Note: EPA received a request to delay the launch of this specification to at a minimum the NRA Show in
May 2008, which would give all companies time to generate more environmentally friendly appliances.
Consistent with the principle of establishing energy specifications to capture roughly the top 25% of
models, EPA believes that an adequate selection of products able to qualify, representing a variety of
manufacturers, is currently available in the marketplace. Furthermore, there is significant support among
stakeholders to launch the specification at the NAFEM show, October 11-13, 2007. Therefore, EPA is
retaining the October 11, 2007 effective date and is proposing to move forward with plans to launch the
new program at the 2007 NAFEM show.
6) Future Specification Revisions: ENERGY STAR reserves the right to change the specification should
technological and/or market changes affect its usefulness to consumers, industry, or the environment.
In keeping with current policy, revisions to the specification are arrived at through industry
discussions. In the event of a specification revision, please note that the ENERGY STAR qualification
is not automatically granted for the life of a product model. To qualify with the energy and water
efficiency criteria of ENERGY STAR, a product model must meet the ENERGY STAR specification in
effect on the date of manufacture.
ASTM Test Standard Review: ENERGY STAR plans to revisit this specification once the revision
processes for ASTM F1696 and ASTM F1920 are complete. These test methods will address energy
consumption in various modes of operation as well as water consumption.

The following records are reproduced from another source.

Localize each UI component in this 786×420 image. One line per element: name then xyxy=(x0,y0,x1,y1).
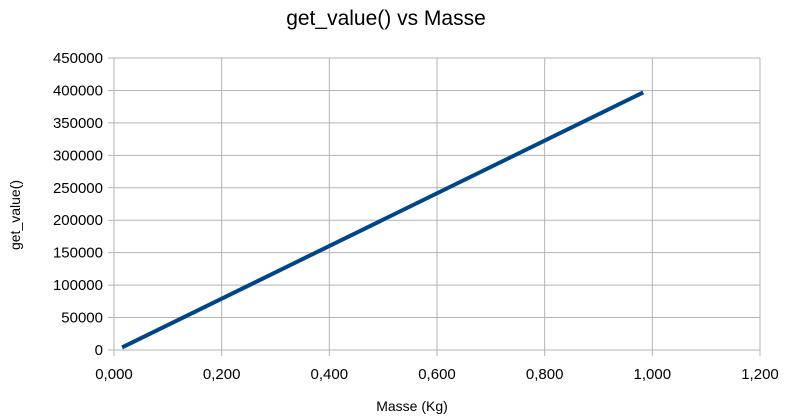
y-tick-label: 100000 xyxy=(53,277,103,294)
y-tick-label: 150000 xyxy=(53,245,103,262)
y-axis-ticks: 0 50000 100000 150000 200000 250000 300000 3500… xyxy=(53,50,103,359)
y-tick-label: 350000 xyxy=(53,115,103,132)
chart-title: get_value() vs Masse xyxy=(286,7,486,30)
y-axis-label: get_value() xyxy=(7,180,23,250)
y-tick-label: 0 xyxy=(95,342,103,359)
y-tick-label: 300000 xyxy=(53,147,103,164)
x-tick-label: 0,600 xyxy=(418,366,456,383)
x-tick-label: 0,200 xyxy=(203,366,241,383)
x-tick-label: 0,000 xyxy=(95,366,133,383)
y-tick-label: 450000 xyxy=(53,50,103,67)
grid-lines xyxy=(108,57,761,356)
x-tick-label: 1,200 xyxy=(741,366,779,383)
series-line xyxy=(121,90,645,350)
x-axis-label: Masse (Kg) xyxy=(376,398,448,414)
series-layer xyxy=(121,90,645,350)
x-tick-label: 0,800 xyxy=(526,366,564,383)
x-tick-label: 0,400 xyxy=(311,366,349,383)
x-tick-label: 1,000 xyxy=(634,366,672,383)
x-axis-ticks: 0,000 0,200 0,400 0,600 0,800 1,000 1,200 xyxy=(95,366,779,383)
y-tick-label: 200000 xyxy=(53,212,103,229)
y-tick-label: 250000 xyxy=(53,180,103,197)
y-tick-label: 50000 xyxy=(61,310,103,327)
y-tick-label: 400000 xyxy=(53,82,103,99)
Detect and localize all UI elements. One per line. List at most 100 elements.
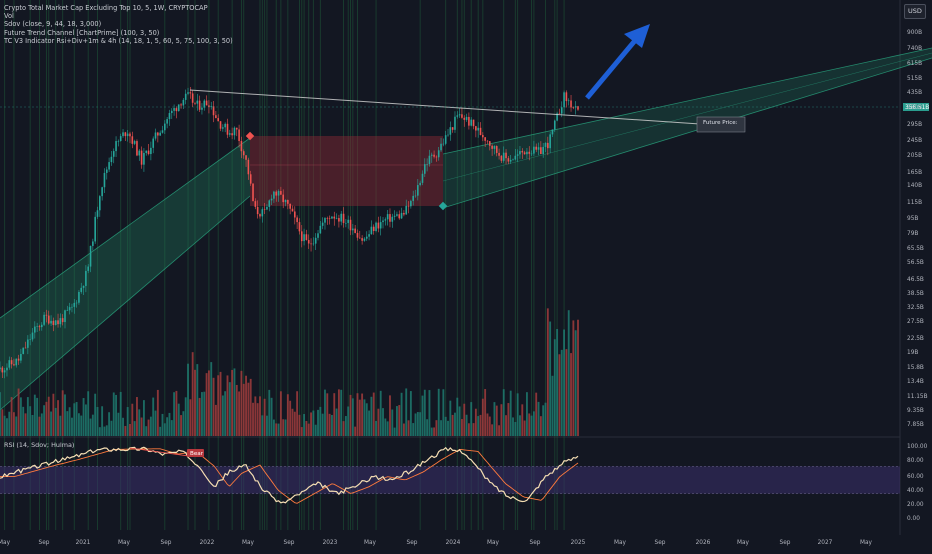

Review of Idle Energy Requirements: Within two years of this specification becoming effective,
ENERGY STAR will review idle energy data to determine whether the limits provided in Table 1
provide for sufficient differentiation in the marketplace. If it is determined that revisions are needed,
EPA will work closely with industry stakeholders to develop appropriate new levels.
Note: EPA received a request to review the appropriateness of the proposed idle energy levels when
more data is made available. Through the ENERGY STAR qualifying product reporting process, EPA will
be able to acquire a more robust idle dataset which will indicate if there is a need to revise the levels. A
statement has been added above that within the next two years, EPA will revisit the idle energy levels to
determine if these levels need to be adjusted.